It’s interesting to see all the stories popping up across the internet about Edward Greenwood, who was caught playing solitaire on his computer at work in the offices of the city of New York. Mayor Bloomberg immediately fired him, telling the press “the workplace is not an appropriate place for games. It’s a place where you’ve got to do the job that you’re getting paid for.”

Cue the statistics about how playing an occasional game (or smoking a cigarette, or just reading the newspaper) for a few minutes here and there throughout the workday actually increases productivity.

Cue the bloggers who are outraged at this action and are urging Greenwood to (surprise!) file a lawsuit against the city.
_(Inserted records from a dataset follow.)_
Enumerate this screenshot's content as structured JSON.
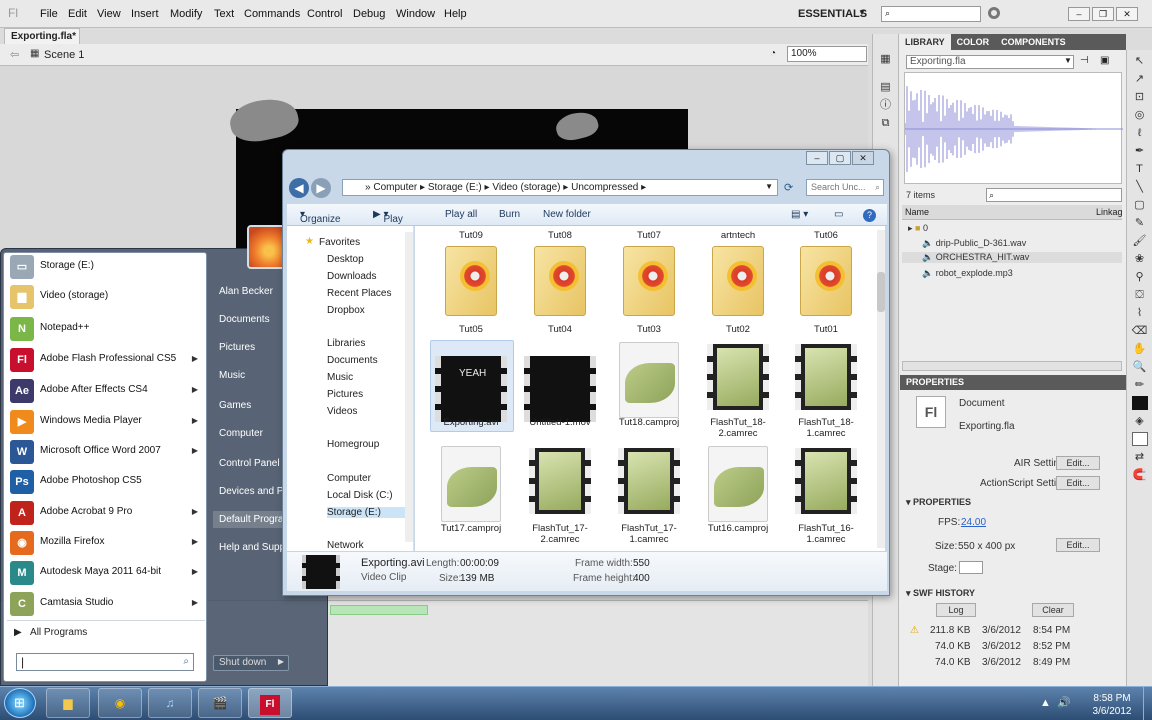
{
  "flash": {
    "logo": "Fl",
    "menus": [
      "File",
      "Edit",
      "View",
      "Insert",
      "Modify",
      "Text",
      "Commands",
      "Control",
      "Debug",
      "Window",
      "Help"
    ],
    "workspace": "ESSENTIALS",
    "doc_tab": "Exporting.fla*",
    "scene": "Scene 1",
    "zoom": "100%"
  },
  "library": {
    "tabs": [
      "LIBRARY",
      "COLOR",
      "COMPONENTS"
    ],
    "selected_doc": "Exporting.fla",
    "item_count": "7 items",
    "col_name": "Name",
    "col_linkage": "Linkag",
    "items": [
      "0",
      "drip-Public_D-361.wav",
      "ORCHESTRA_HIT.wav",
      "robot_explode.mp3"
    ]
  },
  "properties": {
    "header": "PROPERTIES",
    "doc_icon": "Fl",
    "doc_type": "Document",
    "doc_name": "Exporting.fla",
    "air_settings": "AIR Settings",
    "as_settings": "ActionScript Settings",
    "edit": "Edit...",
    "section_props": "PROPERTIES",
    "fps_label": "FPS:",
    "fps": "24.00",
    "size_label": "Size:",
    "size": "550 x 400 px",
    "stage_label": "Stage:",
    "swf_header": "SWF HISTORY",
    "log": "Log",
    "clear": "Clear",
    "history": [
      {
        "size": "211.8 KB",
        "date": "3/6/2012",
        "time": "8:54 PM"
      },
      {
        "size": "74.0 KB",
        "date": "3/6/2012",
        "time": "8:52 PM"
      },
      {
        "size": "74.0 KB",
        "date": "3/6/2012",
        "time": "8:49 PM"
      }
    ]
  },
  "explorer": {
    "breadcrumb": [
      "Computer",
      "Storage (E:)",
      "Video (storage)",
      "Uncompressed"
    ],
    "search_placeholder": "Search Unc...",
    "commands": [
      "Organize",
      "Play",
      "Play all",
      "Burn",
      "New folder"
    ],
    "nav": [
      "Favorites",
      "Desktop",
      "Downloads",
      "Recent Places",
      "Dropbox",
      "Libraries",
      "Documents",
      "Music",
      "Pictures",
      "Videos",
      "Homegroup",
      "Computer",
      "Local Disk (C:)",
      "Storage (E:)",
      "Network"
    ],
    "top_labels": [
      "Tut09",
      "Tut08",
      "Tut07",
      "artntech",
      "Tut06"
    ],
    "row1": [
      "Tut05",
      "Tut04",
      "Tut03",
      "Tut02",
      "Tut01"
    ],
    "row2": [
      "Exporting.avi",
      "Untitled-1.mov",
      "Tut18.camproj",
      "FlashTut_18-2.camrec",
      "FlashTut_18-1.camrec"
    ],
    "row3": [
      "Tut17.camproj",
      "FlashTut_17-2.camrec",
      "FlashTut_17-1.camrec",
      "Tut16.camproj",
      "FlashTut_16-1.camrec"
    ],
    "thumb_text": "YEAH",
    "details": {
      "name": "Exporting.avi",
      "type": "Video Clip",
      "length_label": "Length:",
      "length": "00:00:09",
      "size_label": "Size:",
      "size": "139 MB",
      "fw_label": "Frame width:",
      "fw": "550",
      "fh_label": "Frame height:",
      "fh": "400"
    }
  },
  "start_menu": {
    "programs": [
      {
        "label": "Storage (E:)",
        "icon": "drive-icon",
        "arrow": false
      },
      {
        "label": "Video (storage)",
        "icon": "folder-icon",
        "arrow": false
      },
      {
        "label": "Notepad++",
        "icon": "notepad-icon",
        "arrow": false
      },
      {
        "label": "Adobe Flash Professional CS5",
        "icon": "flash-icon",
        "arrow": true
      },
      {
        "label": "Adobe After Effects CS4",
        "icon": "after-effects-icon",
        "arrow": true
      },
      {
        "label": "Windows Media Player",
        "icon": "media-player-icon",
        "arrow": true
      },
      {
        "label": "Microsoft Office Word 2007",
        "icon": "word-icon",
        "arrow": true
      },
      {
        "label": "Adobe Photoshop CS5",
        "icon": "photoshop-icon",
        "arrow": false
      },
      {
        "label": "Adobe Acrobat 9 Pro",
        "icon": "acrobat-icon",
        "arrow": true
      },
      {
        "label": "Mozilla Firefox",
        "icon": "firefox-icon",
        "arrow": true
      },
      {
        "label": "Autodesk Maya 2011 64-bit",
        "icon": "maya-icon",
        "arrow": true
      },
      {
        "label": "Camtasia Studio",
        "icon": "camtasia-icon",
        "arrow": true
      }
    ],
    "all_programs": "All Programs",
    "right": [
      "Alan Becker",
      "Documents",
      "Pictures",
      "Music",
      "Games",
      "Computer",
      "Control Panel",
      "Devices and Printers",
      "Default Programs",
      "Help and Support"
    ],
    "shutdown": "Shut down"
  },
  "taskbar": {
    "time": "8:58 PM",
    "date": "3/6/2012"
  },
  "colors": {
    "flash_red": "#c8102e",
    "start_blue": "#2d4d73",
    "lib_wave": "#8b8bd8"
  }
}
Personally, I think the mayor’s action was extreme and unwarranted. On the other hand, he’s right. Technically the guy shouldn’t be sitting around playing solitaire when he should be working. But show me someone who actually sits at their desk for eight hours straight and does nothing but work, and I’ll show you someone who needs some serious mental help.

Many moons ago, when I worked at Hughes, the muckety-mucks delivered a company-wide policy stating that corporate e-mail accounts were to be used for work purposes only. No personal messages in or out, or you could be fired. It was pretty draconian. (Remember, too, that back then there weren’t free e-mail services like there are today– your work account was pretty much your only access to e-mail unless you paid for services elsewhere.)

However, after handing down the policy on a nice typed memo, my boss– and I suspect every reasonable boss in the company– said as an aside that we could certainly use the company e-mail for personal stuff, as long as we didn’t do anything obviously bad with it. The policy, it was clear, was more to cover the corporate legal position than to actually prohibit people from sending a quick note to a friend.

In that sense, the rules may sound harsh, but they’re really only there to allow the company a little legal room if an employee breaks the law via e-mail or sends kiddie porn to a friend or whatever. Playing solitaire at work may be against the letter of the law, but on the other hand it’s pretty unreasonable to expect nothing but drone-line labor for eight hours.